Online poker (a game which also allegedly has its roots in France), sports betting and horse racing betting were all made completely legal by the French Gambling Act, with the idea being that, as opposed to games like roulette, they are reliant on knowledge or skillful play to win.
A regulatory body known as ARJEL (the 'Regulatory Authority for Online Games'), was created by the Gambling Act, and specifically supervises online gambling in France, taking a more active approach to tackling unapproved overseas operators that accept French customers than regulatory bodies in many other countries. ARJEL publishes a list of currently approved online gambling operators, with worldwide favourites like PartyPoker and Poker Stars allowed to compete with traditional state-owned ventures.
France is home to a number of famous land-based casinos that have received worldwide acclaim. In spite of the legislation against their online iterations, the traditional casino fare of roulette, blackjack and baccarat are available across virtually all of them, as are slot machines, which became legal in 1988, a year after the minimum gambling age was lowered to 18 from 21.
In terms of betting, horse racing is by far the most popular of all sports, and the activity is considered by many to be a national pastime. Indeed, much of the tax money generated from gambling companies that offer horse racing markets is reinvested into the sport.
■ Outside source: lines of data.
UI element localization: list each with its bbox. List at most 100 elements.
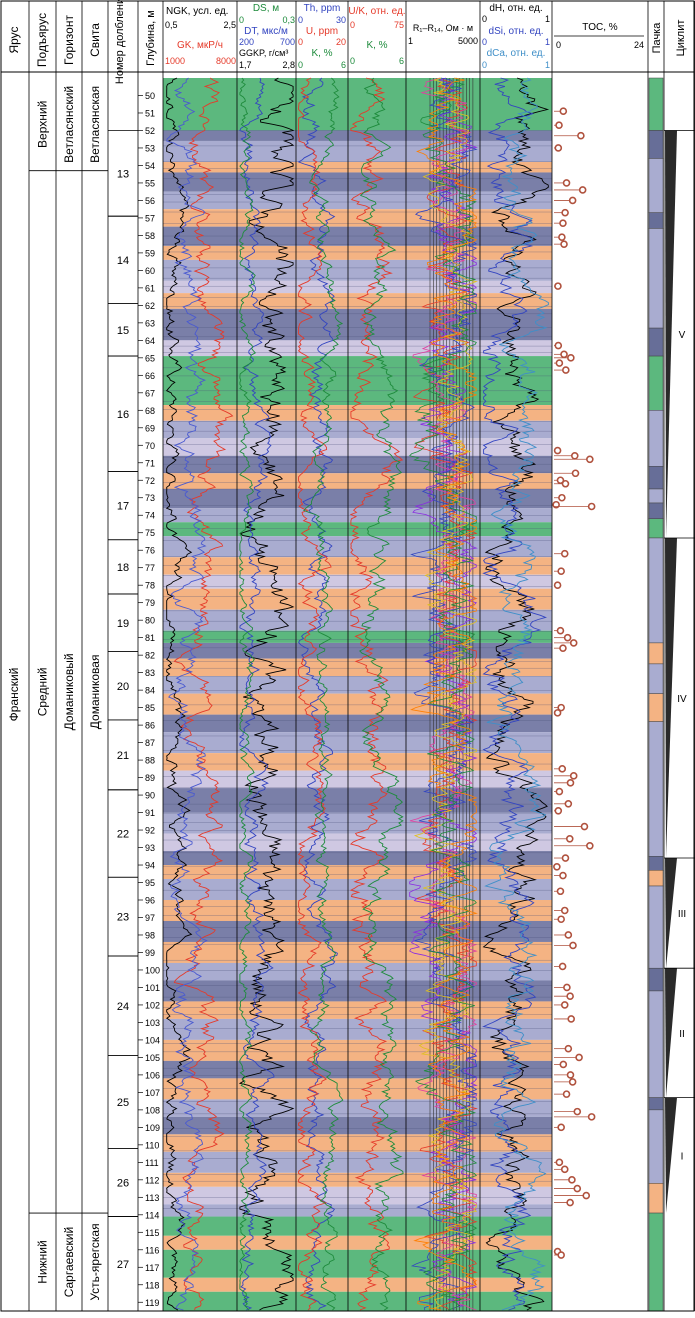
pachka-band <box>648 1109 664 1184</box>
run-number: 25 <box>117 1097 129 1109</box>
toc-point <box>569 639 578 647</box>
toc-point <box>553 581 562 589</box>
depth-label: 74 <box>145 511 155 521</box>
depth-label: 87 <box>145 738 155 748</box>
toc-point <box>562 1090 571 1098</box>
depth-label: 82 <box>145 651 155 661</box>
toc-point <box>555 1158 564 1167</box>
toc-point <box>558 962 567 971</box>
uk-label: U/K, отн. ед. <box>348 6 405 17</box>
pachka-band <box>648 488 664 504</box>
facies-band <box>163 865 552 880</box>
facies-band <box>163 245 552 260</box>
run-number: 19 <box>117 618 129 630</box>
header-cycle: Циклит <box>675 20 687 57</box>
pachka-band <box>648 856 664 871</box>
facies-band <box>163 140 552 162</box>
th-max: 30 <box>336 15 346 25</box>
header-svita: Свита <box>88 23 102 57</box>
dh-min: 0 <box>482 14 487 24</box>
svita-name: Ветласянская <box>88 86 102 163</box>
pachka-band <box>648 721 664 857</box>
toc-point <box>571 469 580 478</box>
depth-label: 57 <box>145 213 155 223</box>
facies-band <box>163 770 552 789</box>
facies-band <box>163 1186 552 1205</box>
uk-max: 75 <box>394 20 404 30</box>
facies-band <box>163 753 552 771</box>
gk-curve-2 <box>166 77 208 1311</box>
resistivity-curve <box>410 77 478 1311</box>
facies-band <box>163 1277 552 1292</box>
toc-point <box>564 800 573 808</box>
cycle-label: II <box>679 1029 685 1040</box>
run-number: 15 <box>117 325 129 337</box>
facies-band <box>163 172 552 192</box>
k2-label: K, % <box>366 40 387 51</box>
cycle-label: V <box>679 330 686 341</box>
pachka-band <box>648 870 664 887</box>
facies-band <box>163 78 552 131</box>
depth-label: 80 <box>145 616 155 626</box>
cycle-label: I <box>681 1151 684 1162</box>
toc-point <box>553 862 561 871</box>
facies-band <box>163 642 552 659</box>
dca-curve <box>484 77 549 1311</box>
toc-point <box>586 455 594 464</box>
facies-band <box>163 1134 552 1152</box>
resistivity-curve <box>409 77 478 1311</box>
toc-point <box>562 179 571 187</box>
cycle-label: III <box>678 909 686 920</box>
toc-point <box>563 633 572 642</box>
depth-label: 89 <box>145 773 155 783</box>
toc-point <box>575 1053 583 1062</box>
toc-point <box>555 359 564 367</box>
pachka-band <box>648 130 664 159</box>
facies-band <box>163 522 552 537</box>
toc-point <box>566 779 575 787</box>
toc-point <box>577 131 585 140</box>
pachka-band <box>648 1097 664 1111</box>
depth-label: 103 <box>145 1018 160 1028</box>
u-min: 0 <box>298 37 303 47</box>
header-run-no: Номер долбления <box>114 0 126 84</box>
dh-label: dH, отн. ед. <box>489 3 542 14</box>
depth-label: 92 <box>145 826 155 836</box>
depth-label: 62 <box>145 301 155 311</box>
podyarus-name: Средний <box>36 667 50 716</box>
depth-label: 69 <box>145 423 155 433</box>
pachka-band <box>648 502 664 519</box>
toc-point <box>557 703 565 712</box>
run-number: 26 <box>117 1177 129 1189</box>
facies-band <box>163 1291 552 1311</box>
facies-band <box>163 1151 552 1173</box>
cycle-triangle <box>665 858 677 969</box>
toc-point <box>568 196 577 205</box>
facies-band <box>163 1001 552 1019</box>
facies-band <box>163 161 552 173</box>
k2-min: 0 <box>350 56 355 66</box>
depth-label: 98 <box>145 930 155 940</box>
depth-label: 94 <box>145 861 155 871</box>
depth-label: 64 <box>145 336 155 346</box>
toc-point <box>569 941 577 950</box>
k-curve <box>302 77 344 1311</box>
depth-label: 81 <box>145 633 155 643</box>
cycle-triangle <box>665 537 677 859</box>
header-yarus: Ярус <box>7 26 21 53</box>
u-curve <box>297 77 332 1311</box>
depth-label: 63 <box>145 318 155 328</box>
toc-point <box>554 282 562 290</box>
dca-max: 1 <box>545 60 550 70</box>
facies-band <box>163 588 552 610</box>
depth-label: 68 <box>145 406 155 416</box>
facies-band <box>163 630 552 643</box>
facies-band <box>163 676 552 694</box>
facies-band <box>163 879 552 900</box>
depth-label: 85 <box>145 703 155 713</box>
pachka-band <box>648 1212 664 1312</box>
depth-label: 108 <box>145 1105 160 1115</box>
resistivity-max: 5000 <box>458 36 478 46</box>
k2-max: 6 <box>399 56 404 66</box>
As famous as the cycling race may be, the Tour de France - the world's biggest annual sporting event - doesn’t inspire as much activity from gamblers as horse racing does. However, sites such as Paddy Power and William Hill both offer odds to British punters on the outright winner of the competition well in advance.
There are a few lesser-known sports that are surprisingly popular in France, with handball having a particularly strong following. The French national team is the current Olympic and World Champion, and the French league is so strong that many sports bookmakers even offer French handball markets to the British public.
As is the case in many West European countries, the title of ‘national sport’ has to go to football. As the favourite spectator sport in the land, it is also one of the more popular sport choices for French gamblers, who have two major leagues - Ligue 1 and Ligue 2 - to bet on in the domestic football betting markets.
Football betting in France was given a particular boost by the legalisation of online gambling, with the 2010 World Cup bringing in more than €83 million, around twice the amount that was wagered in the same period the year before, when online gambling wasn't yet regulated by ARJEL.
Despite the fact that online gambling in France appears to be impeded by tough regulation and overt concern about ‘chance’ games, there is considerable interest in these types of games across other parts of Europe, and it may be the case that the French government legalises them in due course due to public demand. The gambling economy has continued to expand across Europe in recent years, with French horse betting, sports betting and lottery sectors all growing noticeably thanks to the emergence of online operators. As a result, many feel that it would be surprising if France continues to exclude its players from the enjoyment of online casino games indefinitely.